Alex and Grace are back to cover the biggest, boldest and baddest technology news. This week we are not recording on a Tuesday as it’s a regular week. Though we would add that Equity will be live on Thursday, when we record our Friday episode. So if you wanted to come hang, make sure that you are following the show on Twitter.

Right, so what did we get into this morning?

Stocks are generally up, major cryptos are not doing too much this morning, and a Coinbase downgrade caught our eye.
Backstage Capital is laying off staff as it focuses on only investing into existing portfolio companies. With less capital than before going to Black founders, seeing a fund that focused on investing into underrepresented founders struggle is a bummer.

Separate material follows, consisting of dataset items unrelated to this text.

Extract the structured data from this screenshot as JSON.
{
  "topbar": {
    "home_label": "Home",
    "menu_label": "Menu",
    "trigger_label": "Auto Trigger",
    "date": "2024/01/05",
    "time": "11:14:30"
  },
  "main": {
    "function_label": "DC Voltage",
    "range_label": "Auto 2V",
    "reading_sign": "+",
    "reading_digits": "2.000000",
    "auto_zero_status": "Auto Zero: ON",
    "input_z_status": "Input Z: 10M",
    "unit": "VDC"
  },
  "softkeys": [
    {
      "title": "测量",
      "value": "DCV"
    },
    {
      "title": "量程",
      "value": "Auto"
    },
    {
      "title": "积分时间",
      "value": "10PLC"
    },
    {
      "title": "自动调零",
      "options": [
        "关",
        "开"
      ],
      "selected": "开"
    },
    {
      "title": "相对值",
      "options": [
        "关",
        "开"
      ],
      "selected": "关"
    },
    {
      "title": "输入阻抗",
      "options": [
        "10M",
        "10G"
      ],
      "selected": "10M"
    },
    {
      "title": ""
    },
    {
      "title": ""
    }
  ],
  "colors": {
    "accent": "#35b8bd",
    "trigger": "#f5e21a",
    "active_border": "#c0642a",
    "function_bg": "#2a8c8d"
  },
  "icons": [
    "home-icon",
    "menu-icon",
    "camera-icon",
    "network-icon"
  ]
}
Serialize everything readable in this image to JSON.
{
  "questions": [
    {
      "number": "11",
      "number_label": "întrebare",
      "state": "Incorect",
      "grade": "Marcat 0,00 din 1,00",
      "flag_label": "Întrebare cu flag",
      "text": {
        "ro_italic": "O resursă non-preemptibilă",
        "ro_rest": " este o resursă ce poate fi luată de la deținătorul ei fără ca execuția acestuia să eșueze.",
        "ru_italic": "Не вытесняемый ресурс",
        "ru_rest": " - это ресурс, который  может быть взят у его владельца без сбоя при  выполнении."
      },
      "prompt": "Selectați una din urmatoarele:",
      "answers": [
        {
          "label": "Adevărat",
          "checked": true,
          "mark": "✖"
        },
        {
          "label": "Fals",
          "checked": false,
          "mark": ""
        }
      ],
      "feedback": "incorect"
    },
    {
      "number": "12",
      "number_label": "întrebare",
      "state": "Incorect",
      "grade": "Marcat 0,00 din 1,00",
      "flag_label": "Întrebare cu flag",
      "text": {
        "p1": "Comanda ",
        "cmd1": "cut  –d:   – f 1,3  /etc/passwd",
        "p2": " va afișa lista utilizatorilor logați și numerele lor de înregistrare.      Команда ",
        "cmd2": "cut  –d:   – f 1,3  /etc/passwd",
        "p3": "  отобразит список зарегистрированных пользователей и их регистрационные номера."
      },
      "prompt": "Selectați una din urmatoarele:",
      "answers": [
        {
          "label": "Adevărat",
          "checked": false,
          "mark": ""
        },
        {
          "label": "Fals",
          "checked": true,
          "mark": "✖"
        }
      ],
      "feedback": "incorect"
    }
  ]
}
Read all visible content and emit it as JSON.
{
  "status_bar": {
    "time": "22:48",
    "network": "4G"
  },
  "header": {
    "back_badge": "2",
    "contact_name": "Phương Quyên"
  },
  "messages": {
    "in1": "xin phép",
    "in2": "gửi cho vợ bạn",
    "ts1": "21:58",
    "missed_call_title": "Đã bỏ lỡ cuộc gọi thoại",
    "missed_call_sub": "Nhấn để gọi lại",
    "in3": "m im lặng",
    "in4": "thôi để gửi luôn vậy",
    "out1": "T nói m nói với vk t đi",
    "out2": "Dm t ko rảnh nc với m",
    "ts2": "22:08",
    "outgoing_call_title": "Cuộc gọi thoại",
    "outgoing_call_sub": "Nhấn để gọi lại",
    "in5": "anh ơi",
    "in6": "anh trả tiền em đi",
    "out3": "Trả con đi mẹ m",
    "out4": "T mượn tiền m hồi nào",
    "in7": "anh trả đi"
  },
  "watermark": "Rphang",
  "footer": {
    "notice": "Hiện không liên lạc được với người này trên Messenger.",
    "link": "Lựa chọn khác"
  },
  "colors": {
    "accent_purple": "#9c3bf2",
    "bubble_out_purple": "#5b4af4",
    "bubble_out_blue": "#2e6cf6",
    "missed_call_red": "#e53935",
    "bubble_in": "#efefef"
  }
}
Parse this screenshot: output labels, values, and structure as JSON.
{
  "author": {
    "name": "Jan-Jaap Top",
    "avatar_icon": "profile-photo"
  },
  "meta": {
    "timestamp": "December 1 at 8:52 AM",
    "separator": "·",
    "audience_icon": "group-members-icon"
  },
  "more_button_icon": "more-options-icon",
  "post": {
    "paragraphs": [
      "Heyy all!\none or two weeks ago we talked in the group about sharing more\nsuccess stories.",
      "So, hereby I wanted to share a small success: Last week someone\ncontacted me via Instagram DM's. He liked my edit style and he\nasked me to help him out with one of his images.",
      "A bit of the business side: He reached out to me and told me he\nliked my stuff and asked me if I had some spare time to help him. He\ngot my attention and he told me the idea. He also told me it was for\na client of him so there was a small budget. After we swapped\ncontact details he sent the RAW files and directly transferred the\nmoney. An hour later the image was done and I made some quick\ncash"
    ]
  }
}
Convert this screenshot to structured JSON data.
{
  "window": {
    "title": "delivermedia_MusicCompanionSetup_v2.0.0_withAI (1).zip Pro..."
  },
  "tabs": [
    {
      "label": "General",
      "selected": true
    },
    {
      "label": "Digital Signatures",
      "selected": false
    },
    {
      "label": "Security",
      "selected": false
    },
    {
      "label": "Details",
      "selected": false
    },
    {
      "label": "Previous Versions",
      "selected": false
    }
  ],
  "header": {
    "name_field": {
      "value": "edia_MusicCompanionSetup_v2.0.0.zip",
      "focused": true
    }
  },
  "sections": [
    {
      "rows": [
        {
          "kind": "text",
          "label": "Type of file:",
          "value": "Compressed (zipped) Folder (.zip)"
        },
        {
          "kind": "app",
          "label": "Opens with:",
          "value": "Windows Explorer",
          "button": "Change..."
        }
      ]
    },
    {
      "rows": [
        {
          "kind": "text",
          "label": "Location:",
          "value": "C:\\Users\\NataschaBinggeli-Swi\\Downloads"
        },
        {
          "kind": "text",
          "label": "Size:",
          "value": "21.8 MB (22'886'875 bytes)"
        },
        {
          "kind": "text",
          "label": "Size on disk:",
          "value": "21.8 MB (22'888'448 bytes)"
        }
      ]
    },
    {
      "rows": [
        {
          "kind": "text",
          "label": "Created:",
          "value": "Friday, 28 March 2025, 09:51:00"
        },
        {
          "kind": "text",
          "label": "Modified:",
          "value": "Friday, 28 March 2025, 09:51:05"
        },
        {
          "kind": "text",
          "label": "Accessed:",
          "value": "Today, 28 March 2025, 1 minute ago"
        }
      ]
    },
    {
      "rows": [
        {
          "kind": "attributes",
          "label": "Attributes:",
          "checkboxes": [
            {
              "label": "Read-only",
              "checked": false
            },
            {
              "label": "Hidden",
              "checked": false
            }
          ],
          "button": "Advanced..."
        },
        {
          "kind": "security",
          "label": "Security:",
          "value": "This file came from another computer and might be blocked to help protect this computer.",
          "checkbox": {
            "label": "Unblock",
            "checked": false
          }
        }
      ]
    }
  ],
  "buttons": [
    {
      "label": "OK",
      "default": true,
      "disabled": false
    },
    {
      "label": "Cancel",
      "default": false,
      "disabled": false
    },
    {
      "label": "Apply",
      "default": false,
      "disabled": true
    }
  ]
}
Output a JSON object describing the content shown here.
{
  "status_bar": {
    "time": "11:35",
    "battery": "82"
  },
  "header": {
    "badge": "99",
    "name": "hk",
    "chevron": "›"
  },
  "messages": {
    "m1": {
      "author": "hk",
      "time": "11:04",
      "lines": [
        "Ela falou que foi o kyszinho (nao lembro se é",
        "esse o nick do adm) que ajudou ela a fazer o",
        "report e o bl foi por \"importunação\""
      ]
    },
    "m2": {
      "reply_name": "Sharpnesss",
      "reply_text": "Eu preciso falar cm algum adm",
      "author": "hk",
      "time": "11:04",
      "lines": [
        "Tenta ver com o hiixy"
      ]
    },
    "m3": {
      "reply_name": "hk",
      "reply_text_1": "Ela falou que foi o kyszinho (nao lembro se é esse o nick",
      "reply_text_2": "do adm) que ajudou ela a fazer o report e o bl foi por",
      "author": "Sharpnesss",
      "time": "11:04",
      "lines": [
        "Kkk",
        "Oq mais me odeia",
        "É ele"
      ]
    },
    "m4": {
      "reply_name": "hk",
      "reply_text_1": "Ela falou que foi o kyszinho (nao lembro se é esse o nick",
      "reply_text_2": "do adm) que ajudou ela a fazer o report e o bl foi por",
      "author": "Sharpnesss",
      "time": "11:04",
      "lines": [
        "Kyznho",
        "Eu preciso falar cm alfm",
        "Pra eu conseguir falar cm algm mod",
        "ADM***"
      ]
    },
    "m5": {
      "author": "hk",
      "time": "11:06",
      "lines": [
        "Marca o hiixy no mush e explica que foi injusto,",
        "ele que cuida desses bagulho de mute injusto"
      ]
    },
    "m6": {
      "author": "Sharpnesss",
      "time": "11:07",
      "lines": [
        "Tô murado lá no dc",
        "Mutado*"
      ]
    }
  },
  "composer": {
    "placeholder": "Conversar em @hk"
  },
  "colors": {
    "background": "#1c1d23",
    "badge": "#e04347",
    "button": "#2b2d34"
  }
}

The Strapi startup round was a fun one to look at, fusing open-source tech and CMSs, a tool that we use here at TechCrunch rather often.
And then there is the mess at Digital World Acquisition Corp., the SPAC that wants to merge with former American President Trump’s digital media company. It’s in trouble with regulators.
The chaos did not start there, however. 3AC is in default (like Russia!), the BlockFi rescue deal had internal pushback, Klarna may only be worth $10 billion, MilkRun loses lots of money, and we’re learning more about how India’s government is going after Twitter.

So, a great way to start the week. We kid. Chat soon!